Keep up your good work.
I can’t speak for Canada, or for the entire U.S., but where I live, sustainability is slowly beginning to catch on with some people. Stores offer recycling for plastic bags and electronics, and there are recycling bins in the mall parking lot, but the state’s recycling rate is less than 10% (!). Part of the problem, is that we lack a curbside program. I think many more people would recycle if, say, a single-stream system were available.
In the U.S., environmental consciousness varies by location. In the South, some people seem to view environmentalism as a way the Leftists are trying to control our lives.
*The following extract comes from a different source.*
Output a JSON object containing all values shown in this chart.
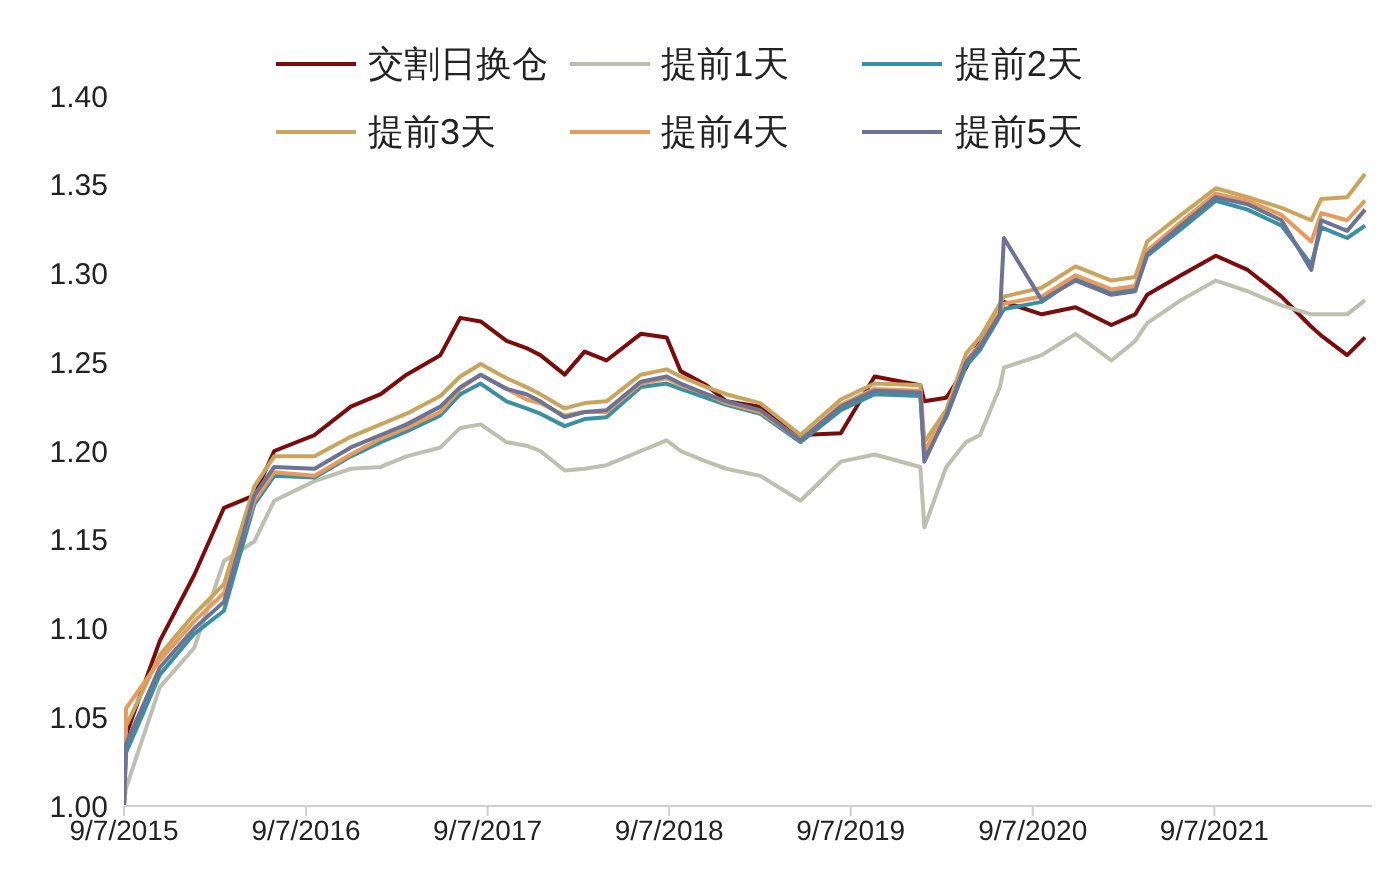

I have actually heard the phrase “environmental mumbo jumbo” recently.
On the other hand, San Francisco has banned plastic bags, and I hope many other cities will follow suit.
“In Canada, we know we have a long way to go. We continually feel bad about our national ecological footprint. We compare ourselves to Europe and groan. We’re one of the worst per-capita polluters in the world.”
Awesome generalizations! But wrong on so many levels.
We do not continually feel bad about our “ecological footprint”. Let’s not kid ourselves, the only people who feel bad are the people who immerse themselves into this eco-construct. Incidentally, these are the people who are typically found driving a hybrid Prius, watching award-winning comedies like “An Inconvenient Truth”, and preaching to the world about CFC bulbs — all in an attempt to repent for their self-induced guilt of enjoying modern-day conveniences. In reality, and Canada having a pretty humanist population, you will not find too many people who get gloomy and depressed about their CO2 emissions. That’s just not the case!
If we compared ourselves to Europeans and groaned — we would’ve lived in smaller houses and lived with less conveniences for higher cost. Clearly this is not the case. Evidently, we like to live in bigger homes, and be more comfortable, if it means using more energy. When was the last time you heard someone say “Man, I’m so jealous of Alessandro who lives in a 40m2 flat, pays ridiculous price for water and drainage, but uses 30% less energy than me” ?
Now, the only reason that Canadians recycle is that at some point in the past it was made convenient and burden-free. Recycling became ‘de rigeuer’ for the following generation. That’s a good thing. But remember, as soon as recycling is inconvenient (recycling centers instead of curbside), people will invariably give it up.
I suppose I meant “Canadians who are concerned about the environment” as opposed to just “Canadians”. Maybe that’s what the general public is like, but I know that there is a very strong environmental community in Canada. Not all of them like Al Gore (see my post “Why Al Gore Doesn’t Matter”). Not all of them drive Priuses (I don’t think I know any). And most of them know that the problem of climate change won’t be solved by changing lightbulbs alone. Maybe we’re the minority, but we’re a growing minority, and not so stereotypical and hippie-like as you might think.
And maybe I’m the minority here too, but I don’t like using a lot of energy to get a lot of conveniences. I could handle living without many conveniences. I like as few appliances and tools as possible. I like camping and cooking and trees. Being a North American doesn’t change that.
Sustainbility does not have to be inconvenient, either. Think creatively. Think about technologies which are only just being developed. Think about how easy recycling is now in most Canadian cities, and imagine if composting and public transportation were just as easy.
There are exceptions to every stereotype. We have to work hard to develop the exceptions to stereotypes we don’t like.
I suppose that attacking a generalization with another generalization was bad judgement call on my behalf, and did not advance my argument any further.
I am happily corrected that not all environmentalists worship Al Gore, and some are genuinely concerned about the environment and are educated on the matter beyond popular media.